Beyond their conservation status, pangolins play a vital ecological role that their disappearance would disrupt irreversibly. Pangolins are essential players in controlling insect populations within their ecosystems, primarily feeding on ants and termites. Their diet plays a crucial role in maintaining the health and stability of their environments.

Pangolins are frontline protectors of forested habitats because they shield trees from termite destruction, helping maintain healthy ecosystems.

In Uganda, enforcement has grown increasingly sophisticated. UWA works closely with police and revenue authorities, using tip-offs from vigilant citizens and advanced investigative techniques. The joint operation with the UPDF that led to Saturday’s arrest is illustrative of that approach, military checkpoints serving as a key first line of interdiction along Uganda’s major transit corridors.

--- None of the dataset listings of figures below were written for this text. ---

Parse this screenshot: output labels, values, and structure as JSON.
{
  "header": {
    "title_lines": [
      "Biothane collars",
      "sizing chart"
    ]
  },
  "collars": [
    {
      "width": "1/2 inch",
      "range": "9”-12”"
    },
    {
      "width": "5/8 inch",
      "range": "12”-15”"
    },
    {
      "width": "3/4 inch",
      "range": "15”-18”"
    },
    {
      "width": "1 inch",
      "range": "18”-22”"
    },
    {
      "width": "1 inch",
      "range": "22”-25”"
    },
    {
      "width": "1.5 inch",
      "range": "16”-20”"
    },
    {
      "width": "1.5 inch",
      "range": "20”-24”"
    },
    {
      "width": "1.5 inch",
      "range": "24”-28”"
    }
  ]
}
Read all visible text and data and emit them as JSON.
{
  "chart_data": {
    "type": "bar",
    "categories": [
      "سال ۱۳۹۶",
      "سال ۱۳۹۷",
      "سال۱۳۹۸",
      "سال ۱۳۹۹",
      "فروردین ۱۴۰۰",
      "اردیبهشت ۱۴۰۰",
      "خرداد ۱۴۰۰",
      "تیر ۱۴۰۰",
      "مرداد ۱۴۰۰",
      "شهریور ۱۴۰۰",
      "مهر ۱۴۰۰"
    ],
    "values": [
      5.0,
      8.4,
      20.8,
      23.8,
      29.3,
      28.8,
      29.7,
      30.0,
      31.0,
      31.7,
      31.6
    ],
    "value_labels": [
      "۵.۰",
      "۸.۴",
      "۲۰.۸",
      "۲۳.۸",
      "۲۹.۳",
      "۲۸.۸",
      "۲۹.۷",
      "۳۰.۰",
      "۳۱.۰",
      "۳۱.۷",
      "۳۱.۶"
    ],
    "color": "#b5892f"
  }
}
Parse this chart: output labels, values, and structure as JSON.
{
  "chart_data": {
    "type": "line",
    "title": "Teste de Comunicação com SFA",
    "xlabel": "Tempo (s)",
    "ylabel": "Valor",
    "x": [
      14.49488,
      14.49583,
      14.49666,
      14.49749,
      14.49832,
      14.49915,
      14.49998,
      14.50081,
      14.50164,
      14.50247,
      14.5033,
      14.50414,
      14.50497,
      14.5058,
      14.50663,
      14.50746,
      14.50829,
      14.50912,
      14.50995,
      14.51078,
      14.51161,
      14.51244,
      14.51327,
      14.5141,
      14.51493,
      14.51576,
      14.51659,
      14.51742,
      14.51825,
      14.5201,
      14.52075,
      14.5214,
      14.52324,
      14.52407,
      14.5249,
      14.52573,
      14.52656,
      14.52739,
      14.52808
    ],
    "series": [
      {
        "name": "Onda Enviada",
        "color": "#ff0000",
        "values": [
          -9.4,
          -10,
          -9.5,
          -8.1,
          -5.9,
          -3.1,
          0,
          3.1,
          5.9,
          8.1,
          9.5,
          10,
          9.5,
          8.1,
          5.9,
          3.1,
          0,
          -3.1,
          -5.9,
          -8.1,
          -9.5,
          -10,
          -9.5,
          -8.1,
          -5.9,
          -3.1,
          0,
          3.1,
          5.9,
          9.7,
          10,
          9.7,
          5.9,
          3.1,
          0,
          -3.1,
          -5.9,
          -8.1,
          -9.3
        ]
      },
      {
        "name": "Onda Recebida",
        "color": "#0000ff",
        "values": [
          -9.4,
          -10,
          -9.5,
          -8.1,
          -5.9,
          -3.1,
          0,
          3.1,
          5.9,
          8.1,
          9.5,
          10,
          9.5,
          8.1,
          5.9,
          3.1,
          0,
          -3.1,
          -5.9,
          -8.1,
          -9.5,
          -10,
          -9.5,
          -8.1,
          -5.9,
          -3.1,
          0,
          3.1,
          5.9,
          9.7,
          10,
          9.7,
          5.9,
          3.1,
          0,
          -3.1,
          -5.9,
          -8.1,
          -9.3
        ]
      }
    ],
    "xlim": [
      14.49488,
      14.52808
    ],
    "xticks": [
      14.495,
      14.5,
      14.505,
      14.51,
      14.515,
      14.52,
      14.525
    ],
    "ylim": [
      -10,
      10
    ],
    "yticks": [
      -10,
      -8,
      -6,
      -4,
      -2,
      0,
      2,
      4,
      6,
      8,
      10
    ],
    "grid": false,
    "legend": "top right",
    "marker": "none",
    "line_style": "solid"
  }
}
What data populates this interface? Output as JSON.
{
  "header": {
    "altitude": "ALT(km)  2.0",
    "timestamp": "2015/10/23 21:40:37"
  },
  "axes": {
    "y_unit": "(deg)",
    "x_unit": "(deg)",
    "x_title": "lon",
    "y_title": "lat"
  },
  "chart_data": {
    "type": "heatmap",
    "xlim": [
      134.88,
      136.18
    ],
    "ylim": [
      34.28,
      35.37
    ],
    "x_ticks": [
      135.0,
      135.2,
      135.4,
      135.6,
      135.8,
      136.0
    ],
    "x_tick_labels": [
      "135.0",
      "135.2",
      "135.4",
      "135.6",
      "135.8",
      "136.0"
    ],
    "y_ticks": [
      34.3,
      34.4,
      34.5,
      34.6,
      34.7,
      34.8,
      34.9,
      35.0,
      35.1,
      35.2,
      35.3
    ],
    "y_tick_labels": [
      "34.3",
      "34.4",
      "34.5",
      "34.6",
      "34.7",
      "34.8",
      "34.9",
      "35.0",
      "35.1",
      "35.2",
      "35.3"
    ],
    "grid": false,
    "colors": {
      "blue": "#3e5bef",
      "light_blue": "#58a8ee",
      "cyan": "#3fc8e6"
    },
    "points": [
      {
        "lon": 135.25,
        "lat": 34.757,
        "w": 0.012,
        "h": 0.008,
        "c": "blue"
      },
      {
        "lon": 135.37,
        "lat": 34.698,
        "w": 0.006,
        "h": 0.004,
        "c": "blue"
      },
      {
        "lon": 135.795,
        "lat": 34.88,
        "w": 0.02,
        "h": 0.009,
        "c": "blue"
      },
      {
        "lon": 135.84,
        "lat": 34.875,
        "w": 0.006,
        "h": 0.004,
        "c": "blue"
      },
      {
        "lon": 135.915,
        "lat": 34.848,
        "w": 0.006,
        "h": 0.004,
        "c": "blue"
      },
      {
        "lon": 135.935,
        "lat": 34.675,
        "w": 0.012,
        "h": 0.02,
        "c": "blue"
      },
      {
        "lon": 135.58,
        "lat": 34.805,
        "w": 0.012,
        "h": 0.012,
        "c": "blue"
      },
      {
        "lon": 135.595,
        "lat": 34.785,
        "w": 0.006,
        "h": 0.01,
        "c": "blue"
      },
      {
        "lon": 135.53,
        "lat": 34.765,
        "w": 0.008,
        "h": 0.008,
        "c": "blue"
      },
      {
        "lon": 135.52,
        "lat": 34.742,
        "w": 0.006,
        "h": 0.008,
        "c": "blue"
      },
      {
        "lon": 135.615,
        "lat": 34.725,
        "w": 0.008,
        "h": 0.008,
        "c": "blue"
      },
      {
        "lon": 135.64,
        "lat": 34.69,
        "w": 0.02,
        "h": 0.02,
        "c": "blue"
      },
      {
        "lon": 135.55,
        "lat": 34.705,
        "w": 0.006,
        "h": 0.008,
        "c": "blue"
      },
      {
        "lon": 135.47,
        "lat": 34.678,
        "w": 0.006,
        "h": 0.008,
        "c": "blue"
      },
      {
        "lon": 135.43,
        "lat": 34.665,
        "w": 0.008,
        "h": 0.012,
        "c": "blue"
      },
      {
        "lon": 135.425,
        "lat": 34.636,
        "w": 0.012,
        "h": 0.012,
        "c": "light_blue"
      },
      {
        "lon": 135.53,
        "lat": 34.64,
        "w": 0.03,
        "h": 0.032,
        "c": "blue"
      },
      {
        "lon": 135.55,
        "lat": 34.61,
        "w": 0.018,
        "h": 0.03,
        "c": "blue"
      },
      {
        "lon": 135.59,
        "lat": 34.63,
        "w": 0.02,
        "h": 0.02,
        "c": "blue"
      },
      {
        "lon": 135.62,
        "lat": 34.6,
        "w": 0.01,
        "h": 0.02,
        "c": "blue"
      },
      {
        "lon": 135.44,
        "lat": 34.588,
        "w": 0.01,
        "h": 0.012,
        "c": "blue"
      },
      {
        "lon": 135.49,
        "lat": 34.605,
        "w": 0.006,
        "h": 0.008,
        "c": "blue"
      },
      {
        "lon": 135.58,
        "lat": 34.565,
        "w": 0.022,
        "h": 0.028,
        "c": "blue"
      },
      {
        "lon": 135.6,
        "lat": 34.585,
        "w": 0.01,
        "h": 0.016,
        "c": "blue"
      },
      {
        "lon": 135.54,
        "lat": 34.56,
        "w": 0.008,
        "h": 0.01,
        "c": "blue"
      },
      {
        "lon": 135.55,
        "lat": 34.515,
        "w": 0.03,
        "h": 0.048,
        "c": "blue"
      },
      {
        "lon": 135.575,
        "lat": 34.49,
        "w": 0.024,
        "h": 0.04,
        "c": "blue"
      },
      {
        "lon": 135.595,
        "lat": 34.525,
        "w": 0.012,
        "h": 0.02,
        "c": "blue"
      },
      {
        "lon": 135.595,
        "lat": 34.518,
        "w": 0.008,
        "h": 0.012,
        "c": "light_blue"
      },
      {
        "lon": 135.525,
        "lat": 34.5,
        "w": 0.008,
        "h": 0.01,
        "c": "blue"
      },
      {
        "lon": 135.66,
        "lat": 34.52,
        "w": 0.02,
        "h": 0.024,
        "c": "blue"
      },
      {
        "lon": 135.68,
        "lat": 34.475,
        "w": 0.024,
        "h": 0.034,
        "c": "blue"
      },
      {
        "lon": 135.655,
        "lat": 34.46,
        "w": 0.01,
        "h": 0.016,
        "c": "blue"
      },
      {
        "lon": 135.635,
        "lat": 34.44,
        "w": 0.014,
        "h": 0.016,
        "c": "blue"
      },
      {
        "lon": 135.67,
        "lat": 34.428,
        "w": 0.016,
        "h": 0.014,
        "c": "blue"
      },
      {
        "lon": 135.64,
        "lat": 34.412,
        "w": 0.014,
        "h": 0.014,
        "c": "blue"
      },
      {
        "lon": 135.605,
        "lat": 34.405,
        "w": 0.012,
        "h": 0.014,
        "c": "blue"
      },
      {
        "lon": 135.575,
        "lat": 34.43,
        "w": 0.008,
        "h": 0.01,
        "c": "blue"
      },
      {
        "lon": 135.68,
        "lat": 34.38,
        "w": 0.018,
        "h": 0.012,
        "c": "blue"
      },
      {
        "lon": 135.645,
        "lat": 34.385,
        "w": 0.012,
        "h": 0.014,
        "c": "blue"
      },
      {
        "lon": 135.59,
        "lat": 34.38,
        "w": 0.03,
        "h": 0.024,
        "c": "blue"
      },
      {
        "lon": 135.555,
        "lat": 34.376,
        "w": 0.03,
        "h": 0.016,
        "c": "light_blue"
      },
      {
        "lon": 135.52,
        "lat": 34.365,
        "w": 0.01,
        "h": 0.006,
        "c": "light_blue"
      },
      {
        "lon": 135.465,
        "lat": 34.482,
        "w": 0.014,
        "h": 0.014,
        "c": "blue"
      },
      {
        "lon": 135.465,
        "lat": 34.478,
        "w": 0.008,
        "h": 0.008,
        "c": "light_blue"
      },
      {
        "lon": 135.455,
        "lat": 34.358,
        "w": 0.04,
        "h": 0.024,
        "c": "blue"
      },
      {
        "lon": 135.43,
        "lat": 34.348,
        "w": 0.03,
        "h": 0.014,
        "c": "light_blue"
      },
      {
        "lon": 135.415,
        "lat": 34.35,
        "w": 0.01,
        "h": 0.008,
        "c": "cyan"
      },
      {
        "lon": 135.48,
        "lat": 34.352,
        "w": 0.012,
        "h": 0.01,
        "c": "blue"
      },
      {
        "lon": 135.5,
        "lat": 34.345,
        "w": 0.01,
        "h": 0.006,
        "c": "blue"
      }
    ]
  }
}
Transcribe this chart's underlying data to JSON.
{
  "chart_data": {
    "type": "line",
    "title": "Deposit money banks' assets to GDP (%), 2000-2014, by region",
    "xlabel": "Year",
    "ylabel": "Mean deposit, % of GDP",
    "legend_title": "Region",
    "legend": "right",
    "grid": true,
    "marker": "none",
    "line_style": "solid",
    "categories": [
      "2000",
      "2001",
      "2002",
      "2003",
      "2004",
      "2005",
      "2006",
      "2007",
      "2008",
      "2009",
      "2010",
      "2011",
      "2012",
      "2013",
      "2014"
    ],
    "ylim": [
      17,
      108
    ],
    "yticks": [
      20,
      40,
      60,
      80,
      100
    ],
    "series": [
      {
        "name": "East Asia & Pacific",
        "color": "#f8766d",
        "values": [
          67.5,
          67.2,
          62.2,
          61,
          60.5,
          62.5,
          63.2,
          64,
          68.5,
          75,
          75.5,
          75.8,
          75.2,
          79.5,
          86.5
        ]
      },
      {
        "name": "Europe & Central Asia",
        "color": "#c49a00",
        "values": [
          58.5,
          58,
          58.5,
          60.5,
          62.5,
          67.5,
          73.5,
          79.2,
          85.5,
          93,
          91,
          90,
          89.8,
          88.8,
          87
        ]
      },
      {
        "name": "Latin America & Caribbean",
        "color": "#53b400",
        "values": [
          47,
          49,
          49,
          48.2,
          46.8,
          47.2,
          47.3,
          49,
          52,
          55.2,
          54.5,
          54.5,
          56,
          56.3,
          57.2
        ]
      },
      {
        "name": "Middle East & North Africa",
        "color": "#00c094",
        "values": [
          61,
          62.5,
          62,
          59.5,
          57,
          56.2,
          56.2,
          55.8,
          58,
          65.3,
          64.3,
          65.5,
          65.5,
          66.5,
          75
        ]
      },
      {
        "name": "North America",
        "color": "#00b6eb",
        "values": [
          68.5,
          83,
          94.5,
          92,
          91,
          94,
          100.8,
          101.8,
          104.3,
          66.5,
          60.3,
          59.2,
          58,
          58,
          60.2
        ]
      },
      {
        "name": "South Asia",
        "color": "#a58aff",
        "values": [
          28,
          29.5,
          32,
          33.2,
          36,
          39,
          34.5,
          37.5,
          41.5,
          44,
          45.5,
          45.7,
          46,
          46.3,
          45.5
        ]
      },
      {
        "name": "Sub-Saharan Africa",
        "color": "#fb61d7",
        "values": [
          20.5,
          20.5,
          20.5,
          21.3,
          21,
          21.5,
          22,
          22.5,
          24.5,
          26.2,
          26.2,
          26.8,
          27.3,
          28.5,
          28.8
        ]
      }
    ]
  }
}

The International Fund for Animal Welfare (IFAW) has also been working with wildlife authorities across East Africa, including Uganda through specialised workshops aimed at combating pangolin trafficking through enhanced cross-border collaboration between law enforcement agencies in Kenya, Uganda, Ethiopia, DRC, and Tanzania.

Still, experts caution that enforcement alone is insufficient. As the IUCN SSC Pangolin Specialist Group has emphasised, legal frameworks already exist but have not stopped the persistent illegal trade. National authorities must enforce existing legislation, increase collaboration at national and international levels, and intensify conservation efforts while also addressing the demand that drives the trade.

The 14.5 kilograms of scales recovered in Kiryandongo are believed to represent the remains of multiple animals. Pangolin scales, which can account for up to 20 percent of a pangolin’s total body weight, are typically stripped from poached animals before being consolidated and shipped along transnational routes, making each kilogram recovered a measure not just of contraband, but of lives lost.

Okech Philip Jonathan awaits prosecution.